CHICAGO (CBS) -- This is an incredible survival story.

Four brothers and sisters rescued from the waters of Lake Michigan offshore from Rogers Park after a storm swept them miles from shore.

CBS 2's Suzanne Le Mignot spoke to one of the rescuers about the two-hour long search.

The kids hadn't come home before dark. Their parents went to the beach. They found their cellphones and belongings on the shore. Hearing that, the man you're about to meet had one goal: reuniting those children with their parents.

Nineteen-year-old triplets, two girls and a boy along with their 13-year-old brother huddle together under rescue blankets in the warmth of an ambulance. This, after a massive two-hour search of Lake Michigan by boat and air.

Storms pushed the teens out into Lake Michigan while they were using an inflatable kayak and an inflatable paddle board.

"They didn't have any means of communication. No lights. No phones to try to track them down," said Andrew Brewster, U.S. Coast Guard Petty Officer 2nd Class. "The winds were nearly up to 40 knots. The seas reached up to two feet. The direction the storms came in, was pushing everything off shore."

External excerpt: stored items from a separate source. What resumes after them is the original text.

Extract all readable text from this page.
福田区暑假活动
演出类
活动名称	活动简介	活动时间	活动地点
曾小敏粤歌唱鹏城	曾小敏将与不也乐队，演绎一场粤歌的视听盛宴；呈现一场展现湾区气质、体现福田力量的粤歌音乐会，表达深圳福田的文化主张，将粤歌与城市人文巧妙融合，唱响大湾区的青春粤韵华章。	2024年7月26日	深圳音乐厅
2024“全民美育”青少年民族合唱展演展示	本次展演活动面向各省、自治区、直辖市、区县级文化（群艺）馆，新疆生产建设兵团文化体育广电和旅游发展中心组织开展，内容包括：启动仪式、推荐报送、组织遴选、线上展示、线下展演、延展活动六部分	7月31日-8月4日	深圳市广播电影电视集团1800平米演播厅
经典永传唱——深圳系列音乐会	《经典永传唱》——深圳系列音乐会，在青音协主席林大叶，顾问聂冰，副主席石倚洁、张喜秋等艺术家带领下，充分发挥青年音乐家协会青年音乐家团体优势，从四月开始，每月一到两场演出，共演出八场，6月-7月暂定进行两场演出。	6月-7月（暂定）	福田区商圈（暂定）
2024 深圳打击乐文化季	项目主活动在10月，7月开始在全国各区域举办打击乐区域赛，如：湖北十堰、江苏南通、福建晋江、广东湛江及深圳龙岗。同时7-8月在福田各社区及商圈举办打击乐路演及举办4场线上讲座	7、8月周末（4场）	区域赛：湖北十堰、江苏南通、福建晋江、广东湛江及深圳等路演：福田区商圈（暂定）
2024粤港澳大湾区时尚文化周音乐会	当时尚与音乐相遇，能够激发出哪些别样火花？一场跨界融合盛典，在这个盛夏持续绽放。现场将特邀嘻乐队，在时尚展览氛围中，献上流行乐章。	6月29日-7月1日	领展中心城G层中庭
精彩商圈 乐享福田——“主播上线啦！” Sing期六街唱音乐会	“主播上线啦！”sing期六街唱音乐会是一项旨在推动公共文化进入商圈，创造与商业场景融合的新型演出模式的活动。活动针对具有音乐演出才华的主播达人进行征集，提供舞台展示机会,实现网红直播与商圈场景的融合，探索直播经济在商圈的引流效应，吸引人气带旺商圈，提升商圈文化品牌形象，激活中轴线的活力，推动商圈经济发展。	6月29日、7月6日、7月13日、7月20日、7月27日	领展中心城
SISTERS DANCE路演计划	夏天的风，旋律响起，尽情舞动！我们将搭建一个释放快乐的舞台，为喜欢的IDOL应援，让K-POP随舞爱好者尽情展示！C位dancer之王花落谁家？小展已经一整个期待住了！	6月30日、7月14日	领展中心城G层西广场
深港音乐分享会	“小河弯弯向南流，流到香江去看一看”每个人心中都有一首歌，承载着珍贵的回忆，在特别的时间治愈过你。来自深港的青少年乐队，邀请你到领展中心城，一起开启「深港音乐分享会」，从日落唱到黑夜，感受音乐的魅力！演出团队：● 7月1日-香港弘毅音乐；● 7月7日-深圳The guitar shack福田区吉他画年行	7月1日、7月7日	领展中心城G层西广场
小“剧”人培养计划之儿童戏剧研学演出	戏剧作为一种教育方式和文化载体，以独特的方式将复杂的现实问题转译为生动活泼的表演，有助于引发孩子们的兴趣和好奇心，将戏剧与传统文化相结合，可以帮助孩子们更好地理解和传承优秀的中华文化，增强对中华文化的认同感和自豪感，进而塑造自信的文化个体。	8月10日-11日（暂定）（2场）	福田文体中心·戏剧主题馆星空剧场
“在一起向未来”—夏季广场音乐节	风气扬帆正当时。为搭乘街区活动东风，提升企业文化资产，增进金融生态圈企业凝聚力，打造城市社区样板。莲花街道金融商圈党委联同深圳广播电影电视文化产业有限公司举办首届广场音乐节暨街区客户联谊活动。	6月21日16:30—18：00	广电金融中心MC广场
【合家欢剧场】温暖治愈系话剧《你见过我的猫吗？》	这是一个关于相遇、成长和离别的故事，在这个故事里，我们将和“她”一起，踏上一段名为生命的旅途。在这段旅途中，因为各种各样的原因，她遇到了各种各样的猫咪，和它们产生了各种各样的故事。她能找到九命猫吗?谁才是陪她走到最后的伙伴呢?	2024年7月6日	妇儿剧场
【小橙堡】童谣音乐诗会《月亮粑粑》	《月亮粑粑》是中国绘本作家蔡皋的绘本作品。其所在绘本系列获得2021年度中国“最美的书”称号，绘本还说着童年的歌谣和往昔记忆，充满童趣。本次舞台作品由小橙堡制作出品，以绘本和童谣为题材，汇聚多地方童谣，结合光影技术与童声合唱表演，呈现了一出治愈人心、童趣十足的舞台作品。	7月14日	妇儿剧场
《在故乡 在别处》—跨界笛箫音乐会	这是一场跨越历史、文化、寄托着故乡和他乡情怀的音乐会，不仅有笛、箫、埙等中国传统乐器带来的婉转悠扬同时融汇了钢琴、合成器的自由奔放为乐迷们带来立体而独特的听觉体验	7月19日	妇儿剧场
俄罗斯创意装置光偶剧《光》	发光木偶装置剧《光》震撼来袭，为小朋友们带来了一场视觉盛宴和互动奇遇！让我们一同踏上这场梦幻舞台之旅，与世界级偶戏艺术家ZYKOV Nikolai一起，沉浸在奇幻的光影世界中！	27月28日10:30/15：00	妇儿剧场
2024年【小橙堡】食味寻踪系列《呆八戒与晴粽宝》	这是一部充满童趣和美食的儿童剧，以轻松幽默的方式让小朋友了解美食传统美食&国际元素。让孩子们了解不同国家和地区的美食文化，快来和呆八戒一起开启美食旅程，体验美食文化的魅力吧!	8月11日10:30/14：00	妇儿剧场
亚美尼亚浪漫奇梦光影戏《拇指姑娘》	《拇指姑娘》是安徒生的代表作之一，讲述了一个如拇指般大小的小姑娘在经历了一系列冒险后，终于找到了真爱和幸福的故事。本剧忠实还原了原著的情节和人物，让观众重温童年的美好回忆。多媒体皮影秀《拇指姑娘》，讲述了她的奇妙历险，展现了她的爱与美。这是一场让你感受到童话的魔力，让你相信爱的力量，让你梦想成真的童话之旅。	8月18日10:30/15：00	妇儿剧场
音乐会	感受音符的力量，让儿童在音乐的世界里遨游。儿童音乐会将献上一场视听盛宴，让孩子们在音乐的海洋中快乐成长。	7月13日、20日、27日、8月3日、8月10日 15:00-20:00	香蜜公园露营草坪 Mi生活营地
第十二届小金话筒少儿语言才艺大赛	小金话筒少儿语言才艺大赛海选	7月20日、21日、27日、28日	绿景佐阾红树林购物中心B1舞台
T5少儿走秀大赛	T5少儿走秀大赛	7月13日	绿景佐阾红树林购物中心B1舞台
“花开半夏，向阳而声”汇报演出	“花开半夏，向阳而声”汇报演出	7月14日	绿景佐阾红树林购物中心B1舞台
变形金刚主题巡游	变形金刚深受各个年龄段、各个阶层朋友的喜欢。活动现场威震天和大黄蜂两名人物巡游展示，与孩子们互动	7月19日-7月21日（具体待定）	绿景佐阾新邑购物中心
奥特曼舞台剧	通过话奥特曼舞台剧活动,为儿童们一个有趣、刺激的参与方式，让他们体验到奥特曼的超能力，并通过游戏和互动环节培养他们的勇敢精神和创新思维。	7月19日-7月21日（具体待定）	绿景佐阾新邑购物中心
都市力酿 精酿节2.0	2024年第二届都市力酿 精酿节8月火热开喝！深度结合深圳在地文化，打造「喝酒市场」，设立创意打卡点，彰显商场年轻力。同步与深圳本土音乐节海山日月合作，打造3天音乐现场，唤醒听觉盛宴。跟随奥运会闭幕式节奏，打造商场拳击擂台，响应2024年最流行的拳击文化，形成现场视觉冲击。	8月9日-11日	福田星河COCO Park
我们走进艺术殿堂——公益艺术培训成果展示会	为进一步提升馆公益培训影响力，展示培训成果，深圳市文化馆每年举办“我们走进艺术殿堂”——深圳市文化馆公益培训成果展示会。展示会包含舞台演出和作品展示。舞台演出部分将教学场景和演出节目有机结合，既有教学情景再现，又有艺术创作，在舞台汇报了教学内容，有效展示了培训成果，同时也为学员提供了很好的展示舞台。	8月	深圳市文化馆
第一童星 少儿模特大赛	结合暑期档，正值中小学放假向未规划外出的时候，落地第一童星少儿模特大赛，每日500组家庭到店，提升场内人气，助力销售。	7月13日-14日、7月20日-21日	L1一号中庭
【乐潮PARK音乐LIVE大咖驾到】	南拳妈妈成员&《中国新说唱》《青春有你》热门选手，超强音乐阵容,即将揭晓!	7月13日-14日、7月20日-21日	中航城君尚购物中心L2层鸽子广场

Brewster was in charge of the boat crew that searched for the teens.

"We found them, nearly in the pitch darkness," Brewster said. "We had night vision goggles that allowed us to see them as we were conducting a search pattern."

The crew used a computer program, inputting the last known location of the teens onshore.  It led them to the spot about six miles off of Loyola Beach, where the teens were found. They were holding on to each other and their inflatable kayak and paddle board. None of them were wearing life jackets.

"The triplets that were older and their younger brother were very composed, very calm," Brewster said. "Happy that we had found them in the water. Very grateful."

Brewster said cases like this are a reminder to always wear a life jacket, look at the weather report and have a phone or marine radio with you, when you're out on the water.